Beyond industrial incentives, Liu says, open source has taken on cultural and strategic weight. “Within the Chinese programmer community, open source has change into politically correct,” he says, framing it as a response to US.dominance in proprietary AI systems.

That shift can also be reflected on the institutional level. Universities including Tsinghua have begun encouraging AI development and open-source contributions, while policymakers have moved to formalize those incentives. In August, China’s State Council released a draft policy encouraging universities to reward open-source work, proposing that students’ contributions on platforms comparable to GitHub or Gitee could eventually be counted toward academic credit.

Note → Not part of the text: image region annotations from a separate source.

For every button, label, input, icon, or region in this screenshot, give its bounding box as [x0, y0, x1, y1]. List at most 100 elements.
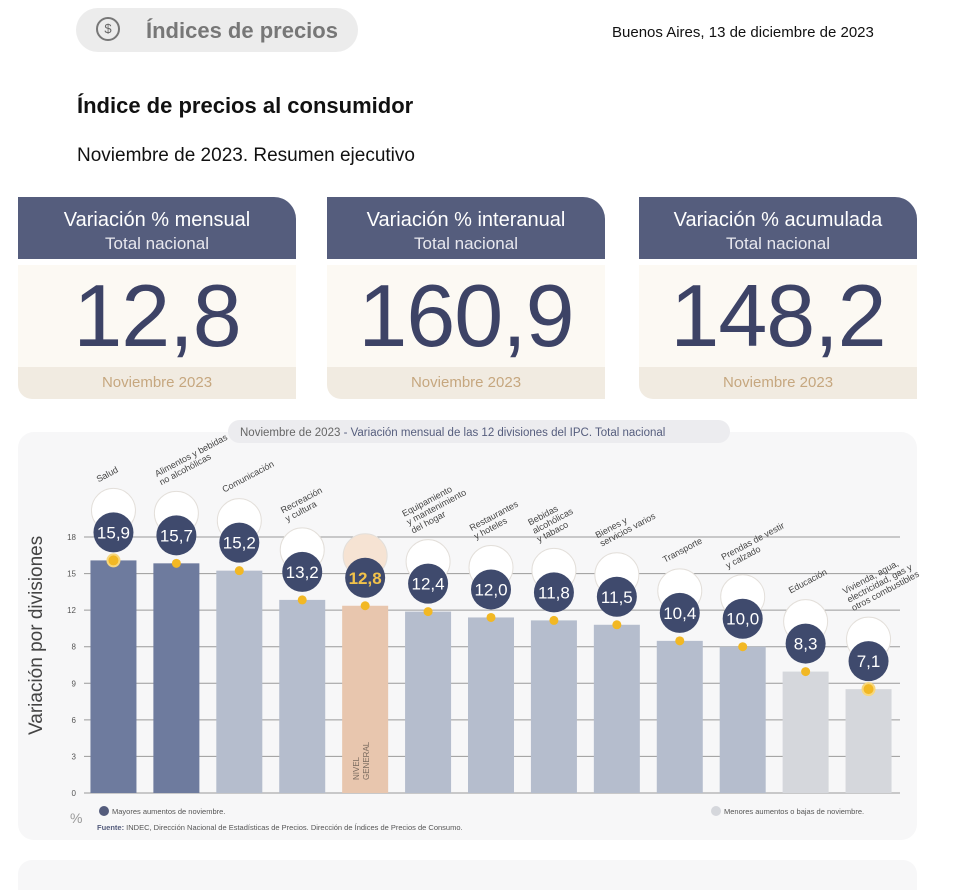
value-label: 12,4: [412, 575, 445, 594]
value-label: 12,8: [349, 569, 382, 588]
bar: [782, 671, 829, 793]
chart-title: Noviembre de 2023 - Variación mensual de…: [240, 427, 665, 439]
legend-swatch: [711, 806, 721, 816]
y-tick-label: 0: [72, 789, 77, 798]
kpi-title: Variación % acumulada: [673, 209, 883, 231]
value-badge: [345, 557, 386, 598]
value-dot: [423, 607, 433, 617]
kpi-card: Variación % interanual Total nacional 160…: [327, 197, 605, 399]
bar: [153, 563, 200, 793]
y-tick-label: 18: [67, 533, 76, 542]
kpi-card: Variación % mensual Total nacional 12,8 N…: [18, 197, 296, 399]
page-title: Índice de precios al consumidor: [77, 93, 414, 118]
value-dot: [234, 566, 244, 576]
category-label: GENERAL: [362, 741, 371, 780]
kpi-value: 12,8: [18, 265, 296, 367]
value-dot: [297, 595, 307, 605]
value-label: 10,4: [663, 604, 696, 623]
kpi-header: Variación % mensual Total nacional: [18, 197, 296, 259]
chart-title-date: Noviembre de 2023: [240, 427, 340, 439]
bar: [656, 640, 703, 793]
source: Fuente: INDEC, Dirección Nacional de Est…: [97, 823, 463, 832]
value-label: 11,8: [538, 583, 570, 602]
source-label: Fuente:: [97, 823, 124, 832]
kpi-value: 148,2: [639, 265, 917, 367]
value-dot: [106, 553, 121, 568]
value-badge: [533, 572, 574, 613]
y-tick-label: 3: [72, 752, 77, 761]
bar: [216, 570, 263, 793]
y-tick-label: 15: [67, 570, 76, 579]
bar: [845, 689, 892, 793]
value-badge: [722, 598, 763, 639]
value-label: 15,2: [223, 534, 256, 553]
kpi-subtitle: Total nacional: [726, 234, 830, 253]
value-label: 11,5: [601, 588, 633, 607]
kpi-period: Noviembre 2023: [639, 367, 917, 399]
legend-label: Mayores aumentos de noviembre.: [112, 807, 225, 816]
kpi-title: Variación % interanual: [366, 209, 566, 231]
bar: [90, 560, 137, 793]
value-dot: [360, 601, 370, 611]
kpi-header: Variación % acumulada Total nacional: [639, 197, 917, 259]
date: Buenos Aires, 13 de diciembre de 2023: [612, 24, 874, 41]
chart-panel: [18, 432, 917, 840]
kpi-title: Variación % mensual: [63, 209, 251, 231]
next-panel: [18, 860, 917, 890]
value-badge: [219, 522, 260, 563]
bar: [279, 599, 326, 793]
bar: [468, 617, 514, 793]
value-badge: [785, 623, 826, 664]
value-dot: [675, 636, 685, 646]
kpi-period: Noviembre 2023: [327, 367, 605, 399]
bar: [719, 646, 766, 793]
value-dot: [549, 615, 559, 625]
value-dot: [612, 620, 622, 630]
value-dot: [801, 667, 811, 677]
value-label: 15,7: [160, 526, 193, 545]
value-label: 15,9: [97, 523, 130, 542]
value-badge: [471, 569, 511, 610]
legend-label: Menores aumentos o bajas de noviembre.: [724, 807, 864, 816]
y-tick-label: 12: [67, 606, 76, 615]
bar: [530, 620, 577, 793]
badge-icon: $: [96, 17, 120, 41]
bar: [342, 605, 389, 793]
legend-swatch: [99, 806, 109, 816]
chart-title-text: - Variación mensual de las 12 divisiones…: [340, 427, 665, 439]
kpi-subtitle: Total nacional: [105, 234, 209, 253]
bar: [593, 624, 640, 793]
value-label: 7,1: [857, 652, 881, 671]
y-tick-label: 8: [72, 643, 77, 652]
value-badge: [408, 563, 449, 604]
value-badge: [156, 515, 197, 556]
value-badge: [659, 592, 700, 633]
y-tick-label: 6: [72, 716, 77, 725]
badge-text: Índices de precios: [146, 18, 338, 43]
value-dot: [486, 612, 496, 622]
value-badge: [93, 512, 134, 553]
y-unit: %: [70, 810, 82, 826]
value-dot: [171, 558, 181, 568]
chart-title-pill: [228, 420, 730, 443]
value-dot: [738, 642, 748, 652]
value-label: 13,2: [286, 563, 319, 582]
page-subtitle: Noviembre de 2023. Resumen ejecutivo: [77, 145, 415, 166]
value-badge: [848, 641, 889, 682]
source-text: INDEC, Dirección Nacional de Estadística…: [124, 823, 463, 832]
category-label: NIVEL: [352, 756, 361, 780]
bar: [405, 611, 452, 793]
value-label: 8,3: [794, 635, 818, 654]
kpi-card: Variación % acumulada Total nacional 148,…: [639, 197, 917, 399]
y-tick-label: 9: [72, 679, 77, 688]
value-badge: [596, 576, 637, 617]
value-badge: [282, 551, 323, 592]
y-axis-label: Variación por divisiones: [26, 536, 47, 735]
value-label: 10,0: [726, 610, 759, 629]
section-badge: $ Índices de precios: [76, 8, 358, 52]
kpi-header: Variación % interanual Total nacional: [327, 197, 605, 259]
kpi-period: Noviembre 2023: [18, 367, 296, 399]
kpi-value: 160,9: [327, 265, 605, 367]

With growing momentum and a reinforcing feedback loop, China’s push for open-source models is prone to proceed within the near term, though its long-term sustainability still hinges on financial results, says Tiezhen Wang, who helps lead work on global AI at Hugging Face. In January, the model labs Z.ai and MiniMax went public in Hong Kong. “Right away, the main target is on making the cake larger,” says Wang. “The subsequent challenge is determining how each company secures its share.”

The subsequent wave of models will probably be narrower—and higher

Chinese open-source models are leading not only in download volume but additionally in variety. Alibaba’s Qwen has change into one of the diversified open model families in circulation, offering a wide selection of variants optimized for various uses. The lineup ranges from lightweight models that may run on a single laptop to large, multi-hundred-billion-parameter systems designed for data-center deployment. Qwen features many task-optimized variants created by the community: the “instruct” models are good at following orders, and “code” variants focus on coding.

Although this strategy isn’t unique to Chinese labs, Qwen was the primary open model family to roll out so many high-quality options that it began to feel like a full product line—one which’s free to make use of.